Está a surgir, porém, nova e doentia atitude de destemor diante da morte. Refiro-me ao terrorismo e ao mundo do crime. Homens e mulheres-bomba explodem a si mesmos para causar mais mortes em torno de si em atentados, movidos pelo fanatismo religioso. O mártir entregava a Deus sua vida. Esses novos religiosos não o fazem no sentido de dom de si, mas com a intencionalidade de vingar-se, com a própria morte, dos inimigos. Morte para causar mais morte e não para mergulhar no mistério de vida de Deus. Em alguns ainda sobra certo sentimento religioso, embora deturpado, mas pessoalmente vivido como fé na sua religião.
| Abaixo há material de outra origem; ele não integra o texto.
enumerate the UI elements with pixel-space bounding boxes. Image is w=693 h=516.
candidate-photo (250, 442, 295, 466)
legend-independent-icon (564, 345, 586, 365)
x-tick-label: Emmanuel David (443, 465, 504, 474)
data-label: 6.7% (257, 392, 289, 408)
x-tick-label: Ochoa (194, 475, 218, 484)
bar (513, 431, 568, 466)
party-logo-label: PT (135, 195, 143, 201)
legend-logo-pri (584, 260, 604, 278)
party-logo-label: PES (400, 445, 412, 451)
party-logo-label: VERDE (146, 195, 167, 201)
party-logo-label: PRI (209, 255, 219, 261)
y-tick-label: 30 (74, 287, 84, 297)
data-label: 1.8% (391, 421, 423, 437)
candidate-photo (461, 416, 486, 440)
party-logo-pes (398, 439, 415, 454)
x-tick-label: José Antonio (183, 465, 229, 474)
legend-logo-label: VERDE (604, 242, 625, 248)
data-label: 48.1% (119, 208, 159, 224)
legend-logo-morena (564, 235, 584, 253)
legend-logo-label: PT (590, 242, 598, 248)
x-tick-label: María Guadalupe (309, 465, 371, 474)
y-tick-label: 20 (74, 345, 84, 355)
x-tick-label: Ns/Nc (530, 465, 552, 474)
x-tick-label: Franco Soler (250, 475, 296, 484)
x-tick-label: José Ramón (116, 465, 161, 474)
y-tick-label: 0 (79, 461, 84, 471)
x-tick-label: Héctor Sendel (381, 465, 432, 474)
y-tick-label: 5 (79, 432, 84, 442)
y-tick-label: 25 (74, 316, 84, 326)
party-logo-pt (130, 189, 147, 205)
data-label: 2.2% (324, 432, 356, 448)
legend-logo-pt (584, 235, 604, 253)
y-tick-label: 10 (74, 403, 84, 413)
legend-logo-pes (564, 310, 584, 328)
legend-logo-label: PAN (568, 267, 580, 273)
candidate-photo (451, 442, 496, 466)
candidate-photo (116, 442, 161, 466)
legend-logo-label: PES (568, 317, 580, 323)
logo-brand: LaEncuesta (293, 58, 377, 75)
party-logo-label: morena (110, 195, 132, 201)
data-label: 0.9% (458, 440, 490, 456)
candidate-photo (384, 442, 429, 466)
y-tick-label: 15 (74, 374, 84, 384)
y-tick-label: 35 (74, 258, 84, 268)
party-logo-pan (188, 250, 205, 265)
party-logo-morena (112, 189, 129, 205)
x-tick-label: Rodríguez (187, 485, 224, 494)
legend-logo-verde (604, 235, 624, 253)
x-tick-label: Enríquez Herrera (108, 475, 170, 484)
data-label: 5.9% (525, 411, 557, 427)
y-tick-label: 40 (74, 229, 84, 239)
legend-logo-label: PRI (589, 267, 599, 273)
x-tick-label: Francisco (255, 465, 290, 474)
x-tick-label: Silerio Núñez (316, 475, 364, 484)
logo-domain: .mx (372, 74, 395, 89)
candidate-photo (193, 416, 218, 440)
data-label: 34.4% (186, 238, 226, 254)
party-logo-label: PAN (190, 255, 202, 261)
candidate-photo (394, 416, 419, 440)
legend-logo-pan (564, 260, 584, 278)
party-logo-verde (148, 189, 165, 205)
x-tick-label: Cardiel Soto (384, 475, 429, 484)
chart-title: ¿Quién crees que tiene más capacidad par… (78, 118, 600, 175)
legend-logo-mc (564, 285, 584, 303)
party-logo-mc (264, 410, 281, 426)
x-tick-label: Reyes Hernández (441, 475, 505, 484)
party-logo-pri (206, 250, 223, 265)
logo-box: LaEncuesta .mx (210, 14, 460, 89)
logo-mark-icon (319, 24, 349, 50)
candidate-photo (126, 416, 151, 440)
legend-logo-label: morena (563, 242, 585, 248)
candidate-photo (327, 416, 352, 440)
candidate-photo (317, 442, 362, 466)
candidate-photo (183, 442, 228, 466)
Ameaça-nos outra atitude terrível diante da morte. Sua banalização tem crescido a tal ponto que especialmente pessoas jovens ingressam no mundo do crime, dispostas a matar e a morrer. Isso lhes oferece tal ousadia que os crimes que perpetram chegam a grau enorme de gravidade. O banditismo, os assaltos a mão armada, as gangues e as máfias do crime crescem e se tornam incontroláveis, porque muitos de seus membros perderam o medo de morrer. E quando alguém está disposto a tal, não há limites na fantasia criminosa.
A psicologia facilmente reduz esses casos à patologia. Mas infelizmente parece que tal análise não dá conta da verdadeira realidade. No caso do famoso nazista Eichmann, que coordenou o assassinato em massa de judeus, chegou-se ao veredicto de tratar-se de alguém normal, mas sem nenhum escrúpulo diante de tais crimes. Assim também está a acontecer que muitos entram no caminho do crime como numa aventura, numa roleta-russa de morte. A cultura e o ambiente circundantes, a crise social, estímulos crescentes para o crime terminam por dominar-lhes a mente e o coração. Estamos, portanto, diante de problema muito mais amplo do que de aumentar o policiamento. Cabe-nos trabalho lento e diuturno de transformar a cultura e a situação social atual para que elas não continuem sendo o caldo gerador de novo tipo de enfrentamento da morte sem nenhum medo.